Management: Treatment of manifestations: Progressive hydrocephalus, seizures, spasticity, spine instability or stenosis, eye anomalies, cardiovascular disease, hearing loss, poor growth, dental anomalies, developmental delays, and respiratory issues are managed in the standard fashion. Obstructive sleep apnea may be treated with adenoidectomy and/or tonsillectomy, although affected individuals have a higher surgical complication rate; ventilator support (CPAP, BiPAP) can also be considered. Precautions are needed during anesthesia to address airway maintenance, as progressive upper airway obstruction and cervical spine instability are common. Poor bone health may require supplementation with vitamin D and encouragement of weight-bearing exercises. Alternative routes for nutrition (tube feeding) are frequently necessary.
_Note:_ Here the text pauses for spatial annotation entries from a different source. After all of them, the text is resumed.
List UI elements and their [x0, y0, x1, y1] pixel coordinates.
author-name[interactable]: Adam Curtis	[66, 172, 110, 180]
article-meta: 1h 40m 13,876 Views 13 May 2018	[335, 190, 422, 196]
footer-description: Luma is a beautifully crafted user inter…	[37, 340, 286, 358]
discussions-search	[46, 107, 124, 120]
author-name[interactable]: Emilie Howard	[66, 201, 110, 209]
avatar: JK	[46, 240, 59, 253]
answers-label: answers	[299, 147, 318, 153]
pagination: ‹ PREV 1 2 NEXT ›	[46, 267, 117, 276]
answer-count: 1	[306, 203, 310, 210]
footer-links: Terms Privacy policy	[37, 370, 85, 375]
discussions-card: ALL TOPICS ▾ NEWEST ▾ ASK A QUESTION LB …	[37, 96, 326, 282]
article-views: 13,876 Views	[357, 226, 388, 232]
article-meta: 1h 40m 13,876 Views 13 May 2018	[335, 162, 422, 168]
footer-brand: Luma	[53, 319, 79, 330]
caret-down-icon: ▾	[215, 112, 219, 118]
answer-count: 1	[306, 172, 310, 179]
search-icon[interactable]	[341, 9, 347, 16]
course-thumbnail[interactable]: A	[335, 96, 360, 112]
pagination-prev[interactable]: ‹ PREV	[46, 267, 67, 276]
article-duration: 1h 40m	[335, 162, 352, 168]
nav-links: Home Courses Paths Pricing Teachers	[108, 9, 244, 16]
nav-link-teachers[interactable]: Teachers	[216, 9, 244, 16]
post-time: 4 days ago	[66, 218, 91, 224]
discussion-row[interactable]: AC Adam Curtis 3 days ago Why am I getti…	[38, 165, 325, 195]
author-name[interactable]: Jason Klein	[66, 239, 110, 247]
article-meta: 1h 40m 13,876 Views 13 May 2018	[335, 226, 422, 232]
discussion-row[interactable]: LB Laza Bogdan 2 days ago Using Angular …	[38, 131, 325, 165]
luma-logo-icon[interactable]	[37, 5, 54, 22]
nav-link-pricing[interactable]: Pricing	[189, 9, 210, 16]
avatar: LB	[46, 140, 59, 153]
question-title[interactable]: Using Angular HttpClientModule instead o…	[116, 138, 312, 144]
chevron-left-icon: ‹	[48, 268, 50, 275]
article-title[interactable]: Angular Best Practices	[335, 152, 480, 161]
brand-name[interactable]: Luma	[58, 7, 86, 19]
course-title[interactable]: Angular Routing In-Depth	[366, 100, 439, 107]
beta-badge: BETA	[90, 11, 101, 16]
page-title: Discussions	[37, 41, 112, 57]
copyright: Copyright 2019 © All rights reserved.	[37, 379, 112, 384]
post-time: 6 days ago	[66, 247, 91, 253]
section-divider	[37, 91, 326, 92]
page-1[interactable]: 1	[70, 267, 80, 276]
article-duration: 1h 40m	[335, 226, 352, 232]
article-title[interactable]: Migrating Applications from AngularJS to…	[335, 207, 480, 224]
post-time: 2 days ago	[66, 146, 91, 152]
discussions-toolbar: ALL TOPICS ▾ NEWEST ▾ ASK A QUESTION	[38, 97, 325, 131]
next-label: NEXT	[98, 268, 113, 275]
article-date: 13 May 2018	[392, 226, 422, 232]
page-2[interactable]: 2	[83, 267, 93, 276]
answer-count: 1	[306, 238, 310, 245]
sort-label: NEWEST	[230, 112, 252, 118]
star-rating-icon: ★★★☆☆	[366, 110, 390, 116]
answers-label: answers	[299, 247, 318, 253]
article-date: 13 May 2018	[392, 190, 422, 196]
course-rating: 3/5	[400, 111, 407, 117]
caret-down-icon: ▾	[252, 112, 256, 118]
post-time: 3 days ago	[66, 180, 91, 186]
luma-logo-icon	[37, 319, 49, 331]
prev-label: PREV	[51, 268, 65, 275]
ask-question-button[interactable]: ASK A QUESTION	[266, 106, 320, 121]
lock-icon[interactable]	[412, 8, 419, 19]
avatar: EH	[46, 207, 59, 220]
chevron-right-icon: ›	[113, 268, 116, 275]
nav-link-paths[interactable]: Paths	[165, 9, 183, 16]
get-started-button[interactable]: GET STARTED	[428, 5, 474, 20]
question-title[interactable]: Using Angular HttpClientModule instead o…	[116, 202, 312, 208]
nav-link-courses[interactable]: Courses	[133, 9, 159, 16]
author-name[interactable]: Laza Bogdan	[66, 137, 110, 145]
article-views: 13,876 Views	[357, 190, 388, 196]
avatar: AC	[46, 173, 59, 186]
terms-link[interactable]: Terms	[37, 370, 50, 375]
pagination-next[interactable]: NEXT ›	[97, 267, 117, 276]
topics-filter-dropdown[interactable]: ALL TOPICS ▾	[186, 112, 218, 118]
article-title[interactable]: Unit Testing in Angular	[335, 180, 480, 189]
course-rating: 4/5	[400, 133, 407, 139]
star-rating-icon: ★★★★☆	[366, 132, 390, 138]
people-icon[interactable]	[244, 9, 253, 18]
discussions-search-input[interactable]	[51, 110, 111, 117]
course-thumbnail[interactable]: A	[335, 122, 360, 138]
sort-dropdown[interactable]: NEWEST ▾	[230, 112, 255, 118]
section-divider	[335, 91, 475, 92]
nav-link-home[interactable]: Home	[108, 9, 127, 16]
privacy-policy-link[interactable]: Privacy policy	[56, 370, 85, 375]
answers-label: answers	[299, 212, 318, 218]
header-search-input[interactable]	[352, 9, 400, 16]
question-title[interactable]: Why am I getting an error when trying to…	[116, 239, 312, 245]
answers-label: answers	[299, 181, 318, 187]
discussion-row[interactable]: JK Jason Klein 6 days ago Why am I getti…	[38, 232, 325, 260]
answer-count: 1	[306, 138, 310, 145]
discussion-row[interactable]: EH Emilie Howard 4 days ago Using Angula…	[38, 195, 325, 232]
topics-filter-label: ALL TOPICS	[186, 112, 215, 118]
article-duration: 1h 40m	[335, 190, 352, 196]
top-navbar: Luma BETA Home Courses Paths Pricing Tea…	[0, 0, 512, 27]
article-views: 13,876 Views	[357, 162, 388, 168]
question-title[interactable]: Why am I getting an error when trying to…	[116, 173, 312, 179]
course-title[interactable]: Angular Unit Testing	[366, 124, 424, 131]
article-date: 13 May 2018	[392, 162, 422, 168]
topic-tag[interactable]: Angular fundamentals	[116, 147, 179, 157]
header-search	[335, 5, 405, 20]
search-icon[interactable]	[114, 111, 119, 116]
Surveillance: Monitoring of head circumference at each visit; serial brain/spine imaging, as needed based on symptoms; cervical spine imaging prior to any procedure that requires neck extension. At least annual vitamin D level, eye examination with intraocular pressure measurement, EKG, echocardiogram, and audiology evaluation. Abdominal ultrasound, sleep study and pulmonary function tests, neuropsychiatric testing, and assessment of blood and urine acid-base balance as clinically indicated.

Agents/circumstances to avoid: Neck hyperextension (including hyperextension used for intubation) because of the risk of spinal cord compression; foods that are a choking hazard.

Genetic Counseling: Multiple sulfatase deficiency is inherited in an autosomal recessive manner. At conception, each sib of an affected individual has a 25% change of being affected, a 50% chance of being an asymptomatic carrier, and a 25% chance of being unaffected and not a carrier. Carrier testing for at-risk family members and prenatal testing for pregnancies at increased risk are possible using molecular genetic techniques if the pathogenic variants in the family are known.